ISLAMABAD (Reuters) - Pakistani authorities issued a final warning on Friday to members of an Islamist party blocking a main road into the capital, raising fears of a violent clash.
Hundreds of supporters of the Tehreek-e-Labaik Pakistan party have been blocking the route into Islamabad for nearly 10 days, demanding the minister of law be sacked for what they say is blasphemy.
“You all are being given a last warning,” the Islamabad deputy commissioner said in the order.
A court had already ordered the party to end the protest, the order added. “After this final announcement, you all are being warned to end the illegal sit-in immediately.”
Tehreek-e-Labaik blames the minister, Zahid Hamid, for changes to an electoral oath that it says amount to blasphemy. The government puts the issue down to a clerical error.
Pakistan’s blasphemy law is a lightning rod for Islamists, especially since 2011 when the liberal governor of Punjab province, Salman Taseer, was murdered by a bodyguard for questioning it. The law mandates the death penalty for insulting Islam or the Prophet Mohammad.
A spokesman for the Labaik party, Ejaz Ashrafi, said the group would not comply with the deputy commissioner’s ultimatum.
“We’re not moving,” he told Reuters by phone from the sit-in.

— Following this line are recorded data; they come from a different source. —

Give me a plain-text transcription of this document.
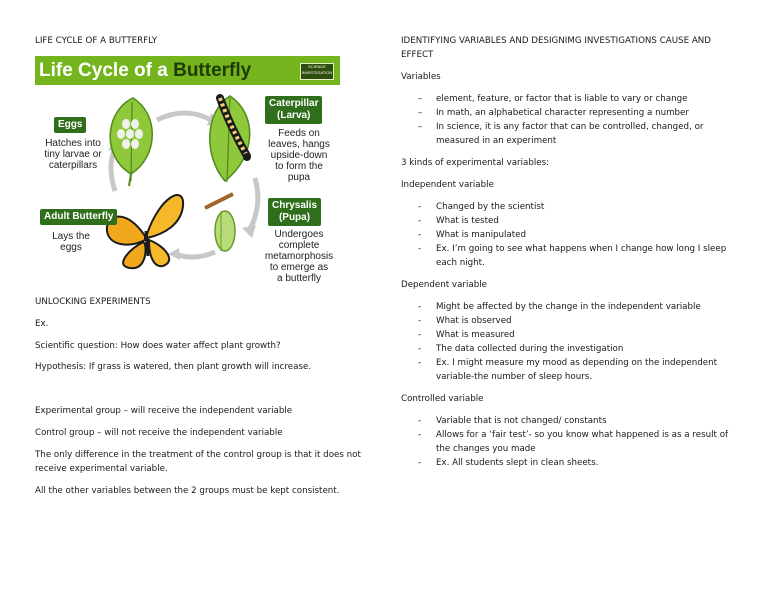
LIFE CYCLE OF A BUTTERFLY
Life Cycle of a Butterfly	SCIENCE
INVESTIGATION
Eggs
Hatches into
tiny larvae or
caterpillars
Caterpillar
(Larva)
Feeds on
leaves, hangs
upside-down
to form the
pupa
Chrysalis
(Pupa)
Undergoes
complete
metamorphosis
to emerge as
a butterfly
Adult Butterfly
Lays the
eggs
UNLOCKING EXPERIMENTS
Ex.
Scientific question: How does water affect plant growth?
Hypothesis: If grass is watered, then plant growth will increase.
Experimental group – will receive the independent variable
Control group – will not receive the independent variable
The only difference in the treatment of the control group is that it does not
receive experimental variable.
All the other variables between the 2 groups must be kept consistent.
IDENTIFYING VARIABLES AND DESIGNIMG INVESTIGATIONS CAUSE AND
EFFECT
Variables
– element, feature, or factor that is liable to vary or change
– In math, an alphabetical character representing a number
– In science, it is any factor that can be controlled, changed, or
measured in an experiment
3 kinds of experimental variables:
Independent variable
- Changed by the scientist
- What is tested
- What is manipulated
- Ex. I’m going to see what happens when I change how long I sleep
each night.
Dependent variable
- Might be affected by the change in the independent variable
- What is observed
- What is measured
- The data collected during the investigation
- Ex. I might measure my mood as depending on the independent
variable-the number of sleep hours.
Controlled variable
- Variable that is not changed/ constants
- Allows for a ‘fair test’- so you know what happened is as a result of
the changes you made
- Ex. All students slept in clean sheets.
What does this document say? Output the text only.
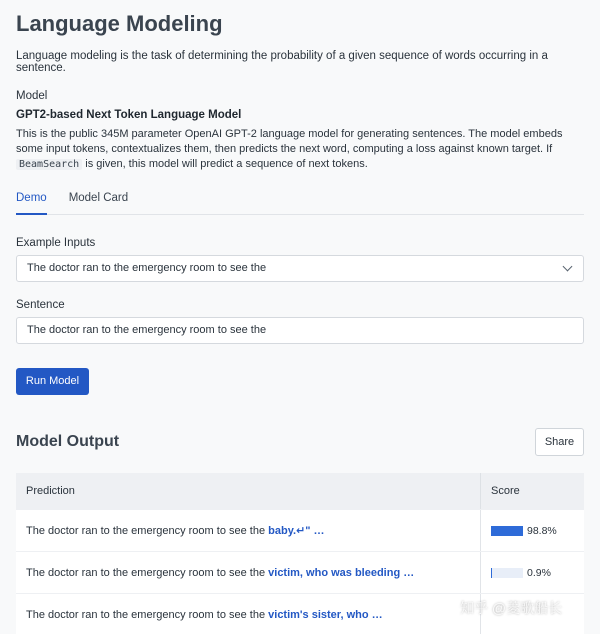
Language Modeling
Language modeling is the task of determining the probability of a given sequence of words occurring in a sentence.
Model
GPT2-based Next Token Language Model
This is the public 345M parameter OpenAI GPT-2 language model for generating sentences. The model embeds some input tokens, contextualizes them, then predicts the next word, computing a loss against known target. If BeamSearch is given, this model will predict a sequence of next tokens.
Demo Model Card
Example Inputs
The doctor ran to the emergency room to see the
Sentence
The doctor ran to the emergency room to see the
Run Model
Model Output	Share
Prediction	Score
The doctor ran to the emergency room to see the baby.↵" …	98.8%
The doctor ran to the emergency room to see the victim, who was bleeding …	0.9%
The doctor ran to the emergency room to see the victim's sister, who …	知乎 @菱歌船长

Pakistan’s Interior Minister Ahsan Iqbal appealed to the protesters to end the sit-in before a delegation of Chinese investors arrived in Islamabad on Monday, making a last offer to negotiate on their demands.
But he added: “If some group tries to hold the state hostage, that behaviour will not be tolerated.”
A government official, Khalid Abbasi, said protesters on the road were carrying rods and sticks. Since they were given the warning, he said, hundreds more party workers had joined the sit-in.
The government has blocked several roads with shipping containers in an effort to corral the protesters, causing hours-long traffic jams in and around the capital.
In 2007, a confrontation between authorities and supporters of radical preachers at an Islamabad mosque led to more than 100 deaths.
“All resources can be used to break this sit-in,” the deputy commissioner’s warning said.